Tribune libre de Yves Rouas, président de l’ECUJE

Je suis un juif “traditionnaliste”,
Tu es un juif “libéral”,
Elle appartient au mouvement “massorti”
Vous vous définissez comme “orthodoxe”
Ils ou elles se reconnaissent comme “laïques” …
Et alors ?
Ne dit-on pas, souvent avec ironie, que lorsque deux Juifs discutent ensemble, il en ressort trois opinions ?

J’ai eu la chance, très tôt dans ma jeunesse, comme beaucoup d’autres, jeunes sépharades déracinés ou jeunes ashkénazes enfants de la Shoah, tous quelque part orphelin de leur identité juive, de rencontrer des éducateurs et des animateurs qui nous ont mis, ou remis pour certains, sur le chemin de cette identité juive, et je leur en saurai gré – nous leur en saurons gré – encore pendant longtemps !
On ne demandait pas, jusqu’à très récemment, à quel courant du judaïsme on appartenait pour être considéré comme juif.
Ce qui était important, c’était d’appartenir à cette communauté renaissante de toute part et en tous lieux.
Nous participions à un destin commun.

On venait nous chercher, et on allait chercher les autres, les isolés, ceux qui savaient mais qui étaient loin, ceux qui ne connaissaient rien mais qui voulaient apprendre, ceux à qui nous devions transmettre et qui allaient reconstruire, après la Shoah ou le déracinement, cette communauté aujourd’hui active et flamboyante à certains égards, riche en projets, en idées, mais aussi en désaccords…
L’important c’était de répondre présents, d’être militants actifs, et de faire en sorte de toucher le plus grand nombre.
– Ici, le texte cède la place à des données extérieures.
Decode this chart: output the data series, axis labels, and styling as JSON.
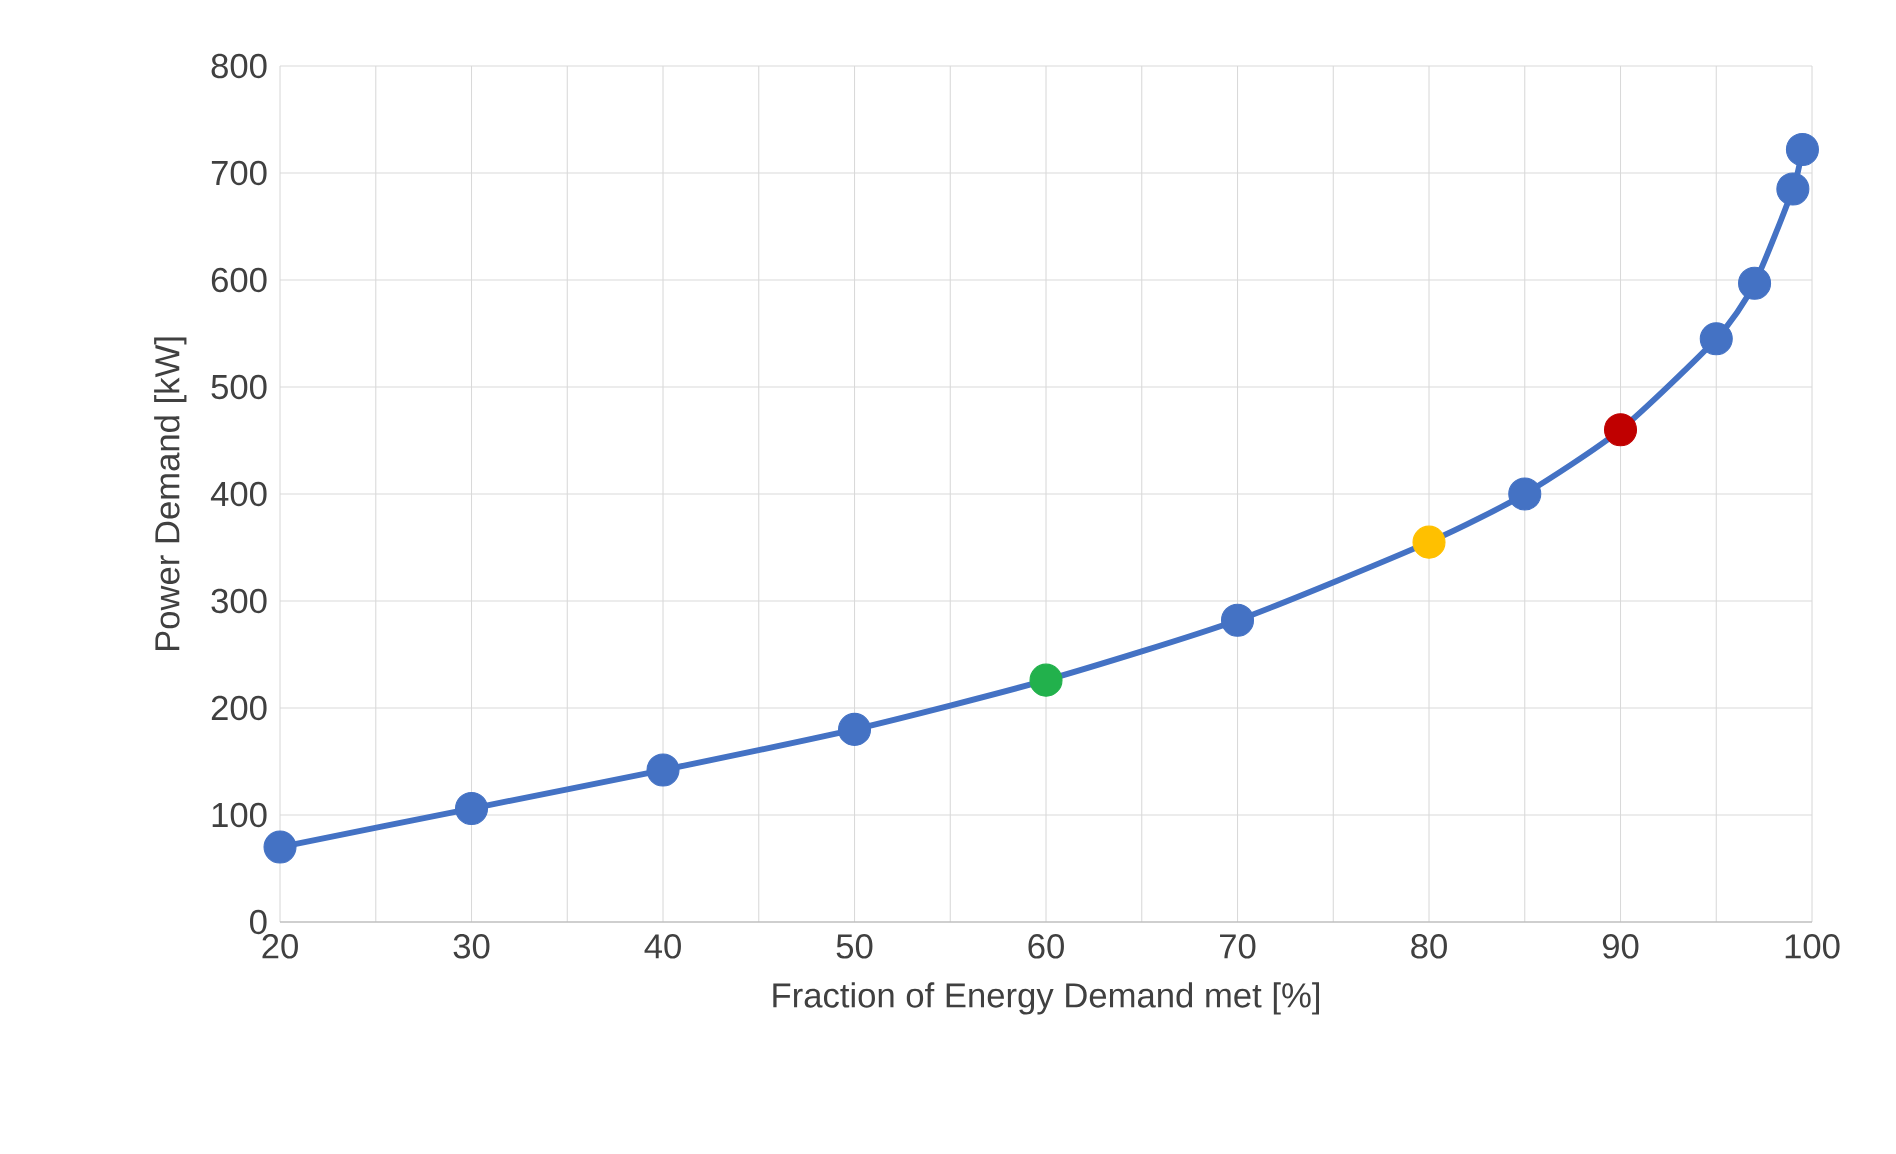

Nos éducateurs-animateurs-référents religieux, et pas des moindres, prônaient la fidélité au message “Am Israël, Thorat Israël- Eretz Israël”, afin que chacun s’y reconnaisse, avec sa sensibilité, ses émotions, son éducation, sa famille… à sa manière et de façon inclusive, sans exclure l’autre.
Comme m’expliquait un grand éducateur et rabbin dans mon jeune âge “il n’y a pas de bons ou de mauvais Juifs, il y a des Juifs, POINT !”

Et pourtant, dans ces moments difficiles que nous traversons, encore et encore, de regain d’antisémitisme et de délégitimation de l’existence de l’Etat d’Israël, voilà que certains leaders communautaires très respectables, et pas des moindres, prônent l’exclusion au lieu de promouvoir le rassemblement et l’unité.
Parler d’Hérésie pour identifier certains courants du judaïsme constitue une erreur de langage dont les conséquences peuvent être importantes pour la cohésion de notre communauté et relève d’une certaine irresponsabilité communautaire.
C’est quoi l’hérésie ?
– Pour les Grecs, cela définissait une secte, “les religieux”, et s’appliquait pour la 1ère fois à ce qu’ils appelaient “les sectes juives” …hérétiques au sens de factieux.
– Pour certains Juifs, la définition serait plus large et s’adresserait au non-juif, à celui qui nie les fondements de la foi, à celui qui s’écarte des coutumes.
En quoi les courants libéral et/ou massorti répondent à ces définitions ?
Et quelles sont les conséquences de l’hérésie ?
L’excommunication, comme au 13ème siècle ?
L’exclusion des hérétiques d’une partie du monde à venir, sur qui s’appliquerait le châtiment éternel ?
Certaines œuvres de Maïmonide ne sont-elles pas aussi considérées par des ultra-orthodoxes comme hérétiques en raison de ses interprétations jugées quelques fois trop « libérales » ?
Pour certains extrémistes aussi, L’État d’Israël est considéré comme une institution hérétique.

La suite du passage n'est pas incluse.